What is happening around us (the 6th great extinction, global climate change, the destruction of the ocean biomes) should shock and outrage us all, and personally, a lot of people do feel that way. But if it does not reach beyond outraging our individual biophilic feelings, it cannot motivate effective collective action.

Our survival as a species depends, in a very real sense, upon the cultural development of our collective capacity for biophilia into a complete and complex system of thought and belief. It is the charge of this generation of leaders to create such systems that resonate with our biophilia and goad us into effective societal action to save ourselves before it’s too late. This, I believe, is the highest calling of political leadership in today’s world.

2 thoughts on “Some Preliminary Thoughts on Conscience and Biophilia”

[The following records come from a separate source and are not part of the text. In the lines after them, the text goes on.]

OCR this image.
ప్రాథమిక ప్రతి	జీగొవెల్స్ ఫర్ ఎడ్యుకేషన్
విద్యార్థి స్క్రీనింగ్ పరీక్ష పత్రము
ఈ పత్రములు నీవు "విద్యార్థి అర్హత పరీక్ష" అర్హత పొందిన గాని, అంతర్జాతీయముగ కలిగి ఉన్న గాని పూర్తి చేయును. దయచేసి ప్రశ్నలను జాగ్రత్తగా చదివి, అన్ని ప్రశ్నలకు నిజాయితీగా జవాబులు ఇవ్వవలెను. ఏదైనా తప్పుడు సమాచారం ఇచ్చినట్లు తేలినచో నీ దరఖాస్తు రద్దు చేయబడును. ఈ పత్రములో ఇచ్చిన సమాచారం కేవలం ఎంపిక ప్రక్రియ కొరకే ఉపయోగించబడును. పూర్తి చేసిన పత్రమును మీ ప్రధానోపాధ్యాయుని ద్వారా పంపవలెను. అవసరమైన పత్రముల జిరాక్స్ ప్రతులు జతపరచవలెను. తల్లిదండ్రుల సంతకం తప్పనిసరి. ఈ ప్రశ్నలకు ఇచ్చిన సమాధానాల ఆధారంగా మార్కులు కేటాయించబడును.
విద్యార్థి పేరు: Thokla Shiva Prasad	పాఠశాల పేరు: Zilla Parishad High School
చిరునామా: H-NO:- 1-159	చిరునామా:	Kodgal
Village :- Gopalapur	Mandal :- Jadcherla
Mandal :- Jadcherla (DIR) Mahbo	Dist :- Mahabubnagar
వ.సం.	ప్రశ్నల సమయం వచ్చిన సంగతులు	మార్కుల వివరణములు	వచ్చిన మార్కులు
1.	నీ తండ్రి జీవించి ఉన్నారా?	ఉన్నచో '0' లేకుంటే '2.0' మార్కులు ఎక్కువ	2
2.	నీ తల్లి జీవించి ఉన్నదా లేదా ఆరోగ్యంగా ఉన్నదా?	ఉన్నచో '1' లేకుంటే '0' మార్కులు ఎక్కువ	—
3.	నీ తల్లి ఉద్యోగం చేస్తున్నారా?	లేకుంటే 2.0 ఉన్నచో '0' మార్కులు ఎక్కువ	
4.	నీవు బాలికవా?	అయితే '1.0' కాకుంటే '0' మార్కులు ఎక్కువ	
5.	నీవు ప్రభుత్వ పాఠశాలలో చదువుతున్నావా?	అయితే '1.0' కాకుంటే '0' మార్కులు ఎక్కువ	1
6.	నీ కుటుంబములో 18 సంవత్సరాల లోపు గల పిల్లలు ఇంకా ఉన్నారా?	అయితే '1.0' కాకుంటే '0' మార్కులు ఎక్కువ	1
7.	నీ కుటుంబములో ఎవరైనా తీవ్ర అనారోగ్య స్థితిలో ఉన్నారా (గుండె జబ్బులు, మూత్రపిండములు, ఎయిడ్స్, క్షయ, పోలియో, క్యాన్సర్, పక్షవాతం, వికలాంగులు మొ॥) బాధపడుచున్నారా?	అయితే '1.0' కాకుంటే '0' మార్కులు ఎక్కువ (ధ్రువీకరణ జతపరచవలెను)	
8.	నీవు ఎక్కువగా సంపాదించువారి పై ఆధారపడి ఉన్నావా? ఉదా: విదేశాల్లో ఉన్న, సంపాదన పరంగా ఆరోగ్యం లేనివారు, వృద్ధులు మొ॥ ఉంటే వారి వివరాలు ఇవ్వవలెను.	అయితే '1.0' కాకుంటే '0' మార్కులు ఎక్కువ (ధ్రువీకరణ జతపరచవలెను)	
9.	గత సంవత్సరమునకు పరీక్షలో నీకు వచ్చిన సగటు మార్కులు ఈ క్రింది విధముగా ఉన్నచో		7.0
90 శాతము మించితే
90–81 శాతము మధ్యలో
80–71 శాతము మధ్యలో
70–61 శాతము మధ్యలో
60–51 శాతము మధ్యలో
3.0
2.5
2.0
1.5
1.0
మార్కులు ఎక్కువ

  1. This is a deeply honest observation…. There are increasing numbers who realize that “paper water” rights will soon become water wars, at the worldwide level. The Desert Southwest will lead the ultimate need for effective policy in the US… I believe this Piece addresses a worthwhile set of talking points, and CD4 is a place where we are doing exactly that. The district has such a diverse range of water users, and my observation thus far is that Dr. David Brill is working to make sure he understands them from each constituents sets of needs. I believe it’s worth taking a look at what he is working to understand, and therefore, to accurately represent.